Im zweiten Gespräch setzte sie ihre Erzählung einerseits angemessen im Inhalt wie in den begleitenden Affekten fort, wurde aber mehrfach von den Tränenflüssen unterbrochen bzw. abgelenkt. Der Gesprächsfaden zwischen uns geriet darüber immer wieder ins Stocken. Ich gewann den Eindruck, daß wir beide einerseits guten beiderseitigen Rapport herstellen konnten, die Aufrechterhaltung jedoch durch die Tränen immer wieder unterbrochen wurde. Wir kamen vor lauter Weinen und Tränen kaum zum Reflektieren und Ansprechen anderer Aspekte. Ich machte diesen Eindruck transparent und sprach das an. Sie bestätigte, das ginge ihr auch so. Das Weinen würde sie langsam nerven. Auch in anderen Situationen, bei Fernsehfilmen, bei Gesprächen mit Freundinnen abseits ihres eigenen Leids, flössen die Tränen nicht nur wie von selbst, sondern seien auch kaum zu stoppen. Neulich habe sie im Supermarkt erlebt, wie eine Mutter ihre kleine Tochter richtig runtergeputzt habe, da seien ihr in Identifikation mit dem Kind die Tränen geflossen, was ihr peinlich gewesen sei. Vor lauter Weinen komme sie kaum noch zu etwas. Wenn Patienten zur Behandlung da seien, müsse sie sich inzwischen „total“ zusammenreißen, um das Weinen zu verhindern. Dabei fühle sie sich in diesen Situation gar nicht so, daß es zum Weinen sei. Das käme einfach so.

Ich sagte ihr, ich würde in mich gehen (1), wie wir das augenblicklich (2) stoppen (3) könnten – wenn sie einverstanden (4) sei, daß wir neben ihrem Thema das Augenmerk (5) auch darauf legten (6).

Auch sie zeigte sich spontan erleichtert, als fiele eine Last von ihren Schultern. Wir vereinbarten 5 weitere Gespräche mit den Zielen, die Tränen im Auge zu behalten (7) und uns um ihre leidvolle Ambivalenz zu kümmern. (Würdigung ihres Kummers). Sie stimmte zu.
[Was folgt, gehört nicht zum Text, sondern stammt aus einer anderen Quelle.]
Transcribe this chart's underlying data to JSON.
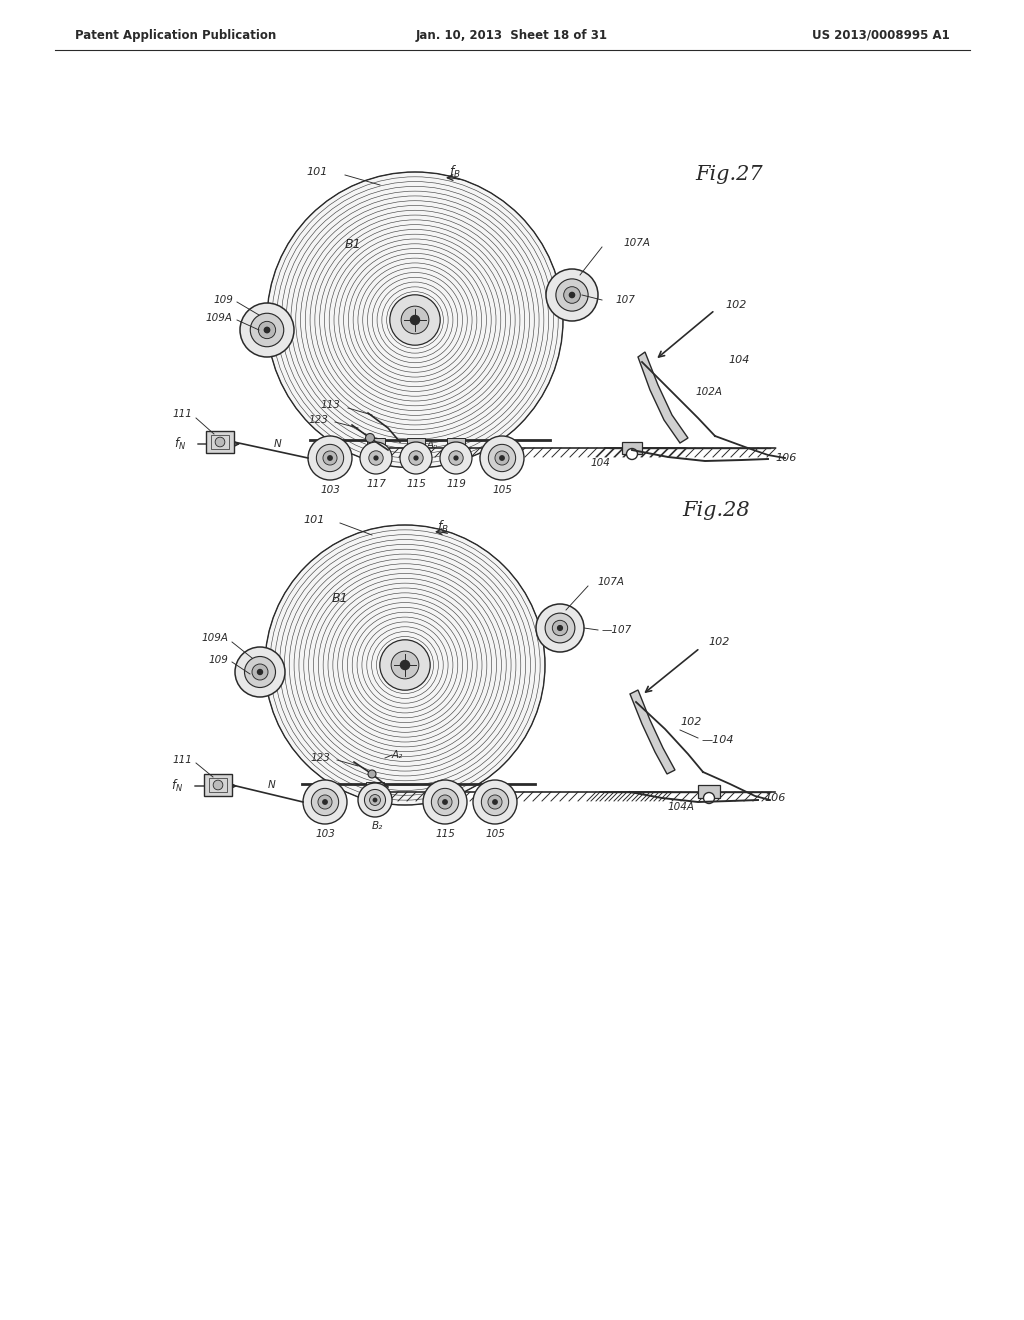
{
  "page_header": {
    "left": "Patent Application Publication",
    "center": "Jan. 10, 2013  Sheet 18 of 31",
    "right": "US 2013/0008995 A1"
  },
  "fig27_title": "Fig.27",
  "fig28_title": "Fig.28",
  "bg_color": "#ffffff",
  "line_color": "#2a2a2a"
}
Ich schlug ihr vor: Immer sobald Sie oder ich merken, die Tränen könnten fließen, stoppen wir das Gespräch, indem ich das Fenster öffne (8) und Sie stehen auf und drehen drei Runden hier durch mein Sprechzimmer (das maß 5 x 5 m), dann setzen Sie sich wieder und wir reden weiter. (9)
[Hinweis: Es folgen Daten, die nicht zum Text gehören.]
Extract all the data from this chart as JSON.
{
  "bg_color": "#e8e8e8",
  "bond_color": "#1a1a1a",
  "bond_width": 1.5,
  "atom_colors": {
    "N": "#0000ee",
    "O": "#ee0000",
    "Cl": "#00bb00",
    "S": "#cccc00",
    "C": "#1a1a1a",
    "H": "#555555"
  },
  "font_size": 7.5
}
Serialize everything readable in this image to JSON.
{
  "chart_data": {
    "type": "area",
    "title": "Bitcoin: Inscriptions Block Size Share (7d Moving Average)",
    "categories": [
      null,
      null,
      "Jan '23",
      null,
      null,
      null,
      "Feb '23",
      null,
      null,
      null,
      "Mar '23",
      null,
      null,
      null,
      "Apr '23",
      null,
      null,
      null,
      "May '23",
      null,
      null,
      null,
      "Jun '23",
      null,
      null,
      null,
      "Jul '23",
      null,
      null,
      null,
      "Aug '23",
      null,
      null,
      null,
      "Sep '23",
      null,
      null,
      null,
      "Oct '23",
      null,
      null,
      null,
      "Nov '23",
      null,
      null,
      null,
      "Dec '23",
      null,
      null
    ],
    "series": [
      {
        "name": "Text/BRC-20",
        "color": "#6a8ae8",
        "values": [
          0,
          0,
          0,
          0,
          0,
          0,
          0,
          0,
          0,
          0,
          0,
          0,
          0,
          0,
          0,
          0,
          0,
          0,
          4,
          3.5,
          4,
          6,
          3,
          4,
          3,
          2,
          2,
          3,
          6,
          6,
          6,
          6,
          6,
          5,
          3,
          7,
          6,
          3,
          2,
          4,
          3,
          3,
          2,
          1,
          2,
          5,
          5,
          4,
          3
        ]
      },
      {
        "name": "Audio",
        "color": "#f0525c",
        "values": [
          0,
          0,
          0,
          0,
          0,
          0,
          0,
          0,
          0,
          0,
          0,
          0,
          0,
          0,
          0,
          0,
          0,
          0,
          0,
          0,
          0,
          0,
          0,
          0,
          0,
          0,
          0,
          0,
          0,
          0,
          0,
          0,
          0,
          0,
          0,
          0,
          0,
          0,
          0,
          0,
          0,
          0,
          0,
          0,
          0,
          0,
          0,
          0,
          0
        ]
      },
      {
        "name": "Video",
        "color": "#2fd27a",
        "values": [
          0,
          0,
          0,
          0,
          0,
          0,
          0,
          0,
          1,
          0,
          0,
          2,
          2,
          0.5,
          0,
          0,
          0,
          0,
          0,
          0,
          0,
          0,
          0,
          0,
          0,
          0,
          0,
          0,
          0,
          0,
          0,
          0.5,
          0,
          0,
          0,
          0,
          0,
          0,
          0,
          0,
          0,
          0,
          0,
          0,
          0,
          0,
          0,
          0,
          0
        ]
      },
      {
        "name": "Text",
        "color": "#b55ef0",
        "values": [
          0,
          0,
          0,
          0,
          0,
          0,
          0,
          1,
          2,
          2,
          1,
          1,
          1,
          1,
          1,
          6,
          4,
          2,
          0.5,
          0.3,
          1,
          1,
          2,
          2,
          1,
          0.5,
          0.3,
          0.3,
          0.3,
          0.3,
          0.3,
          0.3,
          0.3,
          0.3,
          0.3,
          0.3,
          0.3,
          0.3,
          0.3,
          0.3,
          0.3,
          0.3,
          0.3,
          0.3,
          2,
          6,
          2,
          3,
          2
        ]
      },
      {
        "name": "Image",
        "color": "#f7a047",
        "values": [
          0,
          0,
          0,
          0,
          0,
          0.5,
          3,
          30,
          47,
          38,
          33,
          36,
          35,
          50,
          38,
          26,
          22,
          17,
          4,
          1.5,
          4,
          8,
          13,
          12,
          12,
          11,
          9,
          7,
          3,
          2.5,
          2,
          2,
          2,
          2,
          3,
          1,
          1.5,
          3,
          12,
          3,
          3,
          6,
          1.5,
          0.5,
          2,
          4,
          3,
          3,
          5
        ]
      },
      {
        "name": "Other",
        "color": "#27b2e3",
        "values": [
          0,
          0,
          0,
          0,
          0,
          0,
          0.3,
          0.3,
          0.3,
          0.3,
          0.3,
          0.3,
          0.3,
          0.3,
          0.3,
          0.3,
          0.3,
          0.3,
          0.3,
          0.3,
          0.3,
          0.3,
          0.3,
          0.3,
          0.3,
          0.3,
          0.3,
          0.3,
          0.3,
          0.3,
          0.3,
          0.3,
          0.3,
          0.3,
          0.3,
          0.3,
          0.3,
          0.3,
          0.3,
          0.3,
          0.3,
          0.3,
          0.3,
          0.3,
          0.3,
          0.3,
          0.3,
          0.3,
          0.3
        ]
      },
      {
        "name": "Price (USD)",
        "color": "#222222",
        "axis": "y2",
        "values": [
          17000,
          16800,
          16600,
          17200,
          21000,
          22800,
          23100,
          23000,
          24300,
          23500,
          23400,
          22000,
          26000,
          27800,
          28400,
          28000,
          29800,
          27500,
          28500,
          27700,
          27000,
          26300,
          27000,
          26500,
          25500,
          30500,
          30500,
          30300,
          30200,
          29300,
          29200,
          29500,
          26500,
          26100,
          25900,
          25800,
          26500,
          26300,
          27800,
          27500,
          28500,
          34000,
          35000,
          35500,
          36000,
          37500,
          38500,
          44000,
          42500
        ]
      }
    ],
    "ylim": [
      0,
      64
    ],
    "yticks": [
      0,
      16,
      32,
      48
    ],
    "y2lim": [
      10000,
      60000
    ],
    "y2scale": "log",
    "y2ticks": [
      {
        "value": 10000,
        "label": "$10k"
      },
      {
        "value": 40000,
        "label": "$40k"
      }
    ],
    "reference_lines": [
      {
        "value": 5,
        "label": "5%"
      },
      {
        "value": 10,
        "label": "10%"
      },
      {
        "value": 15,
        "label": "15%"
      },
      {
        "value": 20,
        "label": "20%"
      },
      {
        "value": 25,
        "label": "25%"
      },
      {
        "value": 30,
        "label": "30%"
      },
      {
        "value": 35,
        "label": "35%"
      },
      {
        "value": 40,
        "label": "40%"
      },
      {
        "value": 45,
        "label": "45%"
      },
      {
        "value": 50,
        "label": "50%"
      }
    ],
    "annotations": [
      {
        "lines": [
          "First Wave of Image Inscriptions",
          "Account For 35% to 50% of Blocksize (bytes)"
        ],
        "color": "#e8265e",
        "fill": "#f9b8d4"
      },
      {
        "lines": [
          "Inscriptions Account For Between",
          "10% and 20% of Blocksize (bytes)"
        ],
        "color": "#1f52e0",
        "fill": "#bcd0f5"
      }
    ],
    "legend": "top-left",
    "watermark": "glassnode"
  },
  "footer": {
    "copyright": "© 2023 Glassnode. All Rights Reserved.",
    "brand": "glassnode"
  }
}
So machten wir es. Bemerkenswert war in den Folgegesprächen, daß ich stets als erstes bemerkte, wann der Tränenfluß „drohte“. Ich sprach das irgendwann an und es stellte sich heraus, daß sie erst merkte, daß sie weinte, als die Tränen sich bereits auf die Mundwinkel zubewegten. D. h. sie konnte den Tränenfluß, der sich verselbständigt hatte, selbst nicht hemmen, weil sie das zu spät wahrnehmen konnte.

Ich wiederum bemerkte bereits an einer leichten Färbung ihres Teints oder einem leichten Glanz der Augen, wann ES (Unwillkürlich) wieder losgehen würde. Ohne Rücksicht auf unseren Gesprächsfaden forderte ich Sie immer und immer wieder auf: Stop. Bitte aufstehen und 3 Runden gehen. Ich öffne das Fenster.
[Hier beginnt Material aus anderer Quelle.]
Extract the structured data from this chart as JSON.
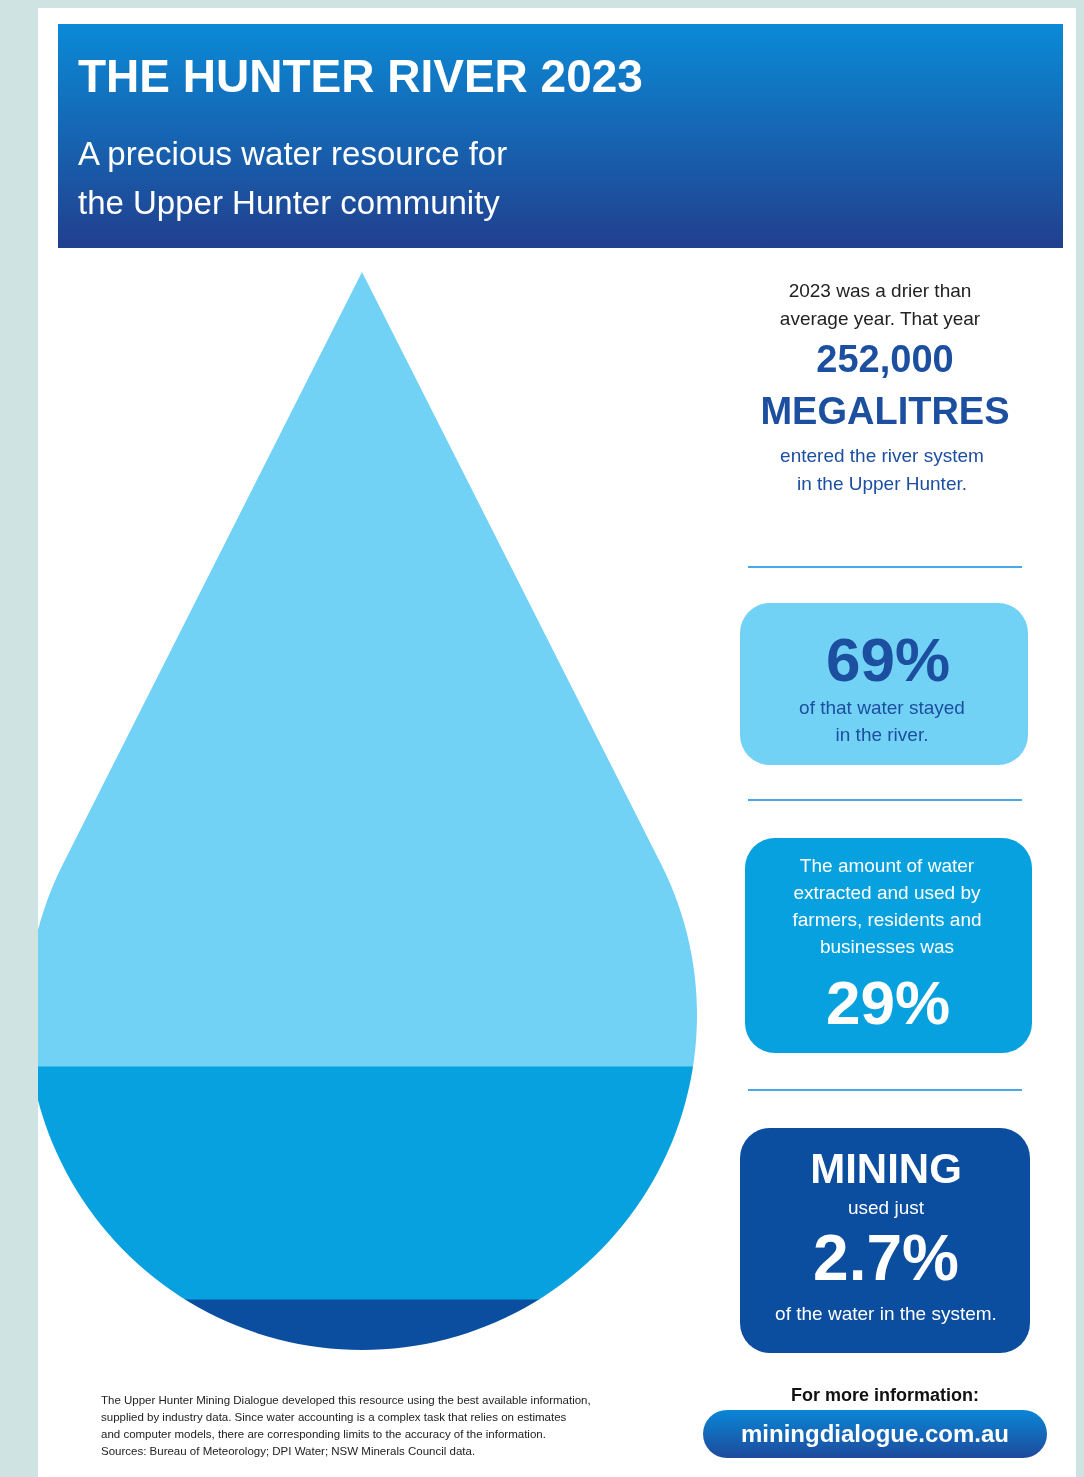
{
  "chart_data": {
    "type": "other",
    "title": "THE HUNTER RIVER 2023",
    "subtitle": "A precious water resource for the Upper Hunter community",
    "categories": [
      null,
      null,
      null
    ],
    "values": [
      69,
      29,
      2.7
    ],
    "value_labels": [
      "69%",
      "29%",
      "2.7%"
    ],
    "colors": [
      "#72d2f5",
      "#07a1df",
      "#0b4ea0"
    ],
    "annotations": [
      "2023 was a drier than average year. That year",
      "252,000 MEGALITRES",
      "entered the river system in the Upper Hunter.",
      "of that water stayed in the river.",
      "The amount of water extracted and used by farmers, residents and businesses was",
      "MINING",
      "used just",
      "of the water in the system.",
      "For more information:",
      "miningdialogue.com.au",
      "The Upper Hunter Mining Dialogue developed this resource using the best available information, supplied by industry data. Since water accounting is a complex task that relies on estimates and computer models, there are corresponding limits to the accuracy of the information.",
      "Sources: Bureau of Meteorology; DPI Water; NSW Minerals Council data."
    ]
  }
}
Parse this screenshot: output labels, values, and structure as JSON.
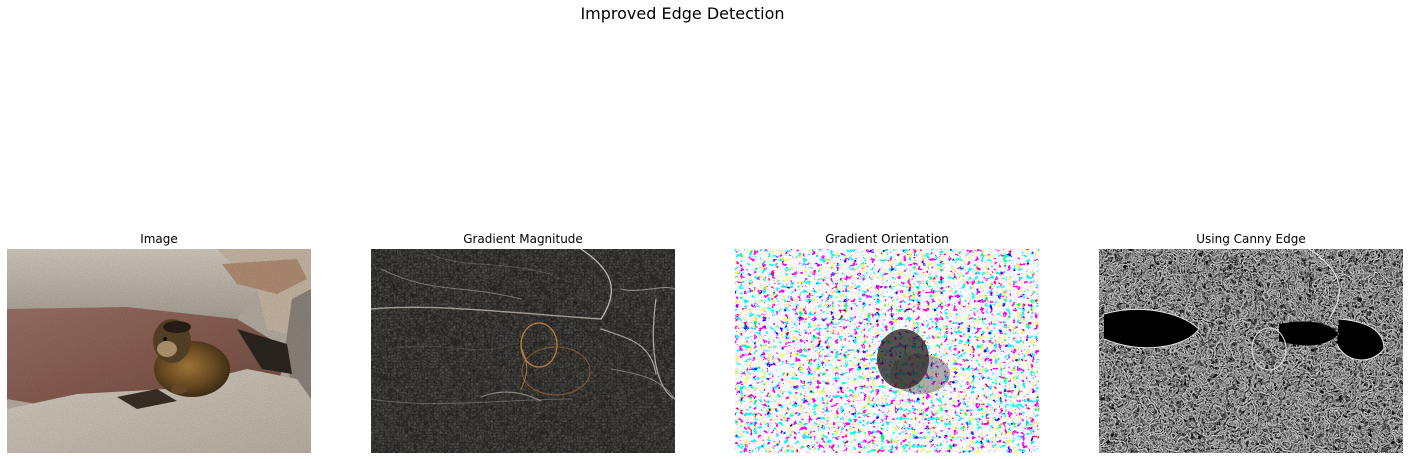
{
  "figure": {
    "title": "Improved Edge Detection"
  },
  "panels": [
    {
      "title": "Image"
    },
    {
      "title": "Gradient Magnitude"
    },
    {
      "title": "Gradient Orientation"
    },
    {
      "title": "Using Canny Edge"
    }
  ]
}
Schon in der 4. fast, aber in der 5. Sitzung vollständig war das Thema durch. Sie weinte nicht mehr. Keine Tränen flossen und wir konnten uns dem zuwenden, was sie konstruktiv mit Ihrer leidvollen Ambivalenz anfangen konnte. Aber das ist ein anderes Thema.

Merke: Wenn die unwillkürlichen Sequenzen ersteinmal laufen, ist kein Halten mehr. Unwillkürliche Prozesse (Impulshafte Emotionen, Affekte, Verhalten, Handlungen) können am Wirkungsvollsten gehemmt werden, je früher man den Prozeß zum Stoppen bringt.


(1) Analogie zu Tränenflüssigkeit bleibt in mir drin.

(2) Pacing mit Hinweis auf die Augen.

(3) Ein Stop ist kein Prozeß, sondern ein Augenblick und ein erster Hinweis auf eine Hemmung.

(4) Wir werden verstehen lernen.

(5) Wieder auf Augen fokussiert im Verbund mit merken, also lernen.

(6) Etwas auf die Augen legen zum Stoppen der Tränen. Deckel drauf oder so.

(7) hier im wahrsten Sinne des Wortes.

(8) Metapher wie „Mir geht ein Licht auf“ oder „ich brauche mal frische Luft“

(9) Klingt so, als ginge ich davon auf, daß die Tränen dann besiegt seien.